Adversarial perturbations in speech pose a serious threat to automatic speech recognition (ASR) and speaker verification by introducing subtle waveform modifications that remain imperceptible to humans but can significantly alter system outputs. While targeted attacks on end-to-end ASR models have been widely studied, the phonetic basis of these perturbations and their effect on speaker identity remain underexplored. In this work, we analyze adversarial audio at the phonetic level and show that perturbations exploit systematic confusions such as vowel centralization and consonant substitutions. These distortions not only mislead transcription but also degrade phonetic cues critical for speaker verification, leading to identity drift. Using DeepSpeech as our ASR target, we generate targeted adversarial examples and evaluate their impact on speaker embeddings across genuine and impostor samples. Results across 16 phonetically diverse target phrases demonstrate that adversarial audio induces both transcription errors and identity drift, highlighting the need for phonetic-aware defenses to ensure the robustness of ASR and speaker recognition systems.

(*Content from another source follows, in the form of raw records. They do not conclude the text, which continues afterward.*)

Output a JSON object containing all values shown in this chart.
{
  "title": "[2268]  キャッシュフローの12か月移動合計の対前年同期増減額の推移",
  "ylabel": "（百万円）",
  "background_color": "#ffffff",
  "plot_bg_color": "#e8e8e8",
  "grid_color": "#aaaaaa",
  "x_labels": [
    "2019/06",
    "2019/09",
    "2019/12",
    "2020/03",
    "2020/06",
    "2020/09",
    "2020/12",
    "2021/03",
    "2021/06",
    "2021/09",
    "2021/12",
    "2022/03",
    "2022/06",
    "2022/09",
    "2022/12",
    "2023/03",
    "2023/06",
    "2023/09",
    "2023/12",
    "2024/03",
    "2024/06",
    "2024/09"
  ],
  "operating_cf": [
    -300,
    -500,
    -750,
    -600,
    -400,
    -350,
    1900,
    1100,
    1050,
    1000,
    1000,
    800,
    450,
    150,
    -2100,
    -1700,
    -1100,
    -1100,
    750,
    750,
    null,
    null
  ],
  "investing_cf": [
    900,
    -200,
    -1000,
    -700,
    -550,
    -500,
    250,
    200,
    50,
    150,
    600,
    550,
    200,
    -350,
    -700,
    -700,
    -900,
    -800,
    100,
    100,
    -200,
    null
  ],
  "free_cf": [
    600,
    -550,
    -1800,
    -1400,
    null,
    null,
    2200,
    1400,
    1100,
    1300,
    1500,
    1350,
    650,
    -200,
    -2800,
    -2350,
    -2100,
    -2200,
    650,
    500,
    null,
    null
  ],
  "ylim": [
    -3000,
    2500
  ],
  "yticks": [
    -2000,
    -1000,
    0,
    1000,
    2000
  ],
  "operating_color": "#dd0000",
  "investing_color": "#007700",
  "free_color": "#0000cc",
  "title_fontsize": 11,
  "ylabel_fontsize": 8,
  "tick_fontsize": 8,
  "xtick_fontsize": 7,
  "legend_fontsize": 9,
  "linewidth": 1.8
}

翻译：语音中的对抗扰动通过引入细微的波形修改，对人类听觉不可察觉，却能显著改变系统输出，对自动语音识别和说话人验证构成严重威胁。尽管针对端到端ASR模型的定向攻击已得到广泛研究，但这些扰动的语音学基础及其对说话人身份的影响仍未得到充分探索。本研究在音素层面分析对抗音频，证明扰动利用了系统性的混淆模式，如元音央化和辅音替换。这些失真不仅误导转录结果，还会降解对说话人验证至关重要的语音学线索，导致身份漂移。以DeepSpeech作为ASR目标，我们生成定向对抗样本，并评估其在真实样本和冒名样本中对说话人嵌入表示的影响。在16个音素多样化的目标短语上的实验结果表明，对抗音频同时引发转录错误和身份漂移，这凸显了需要具备语音学感知能力的防御机制来确保ASR与说话人识别系统的鲁棒性。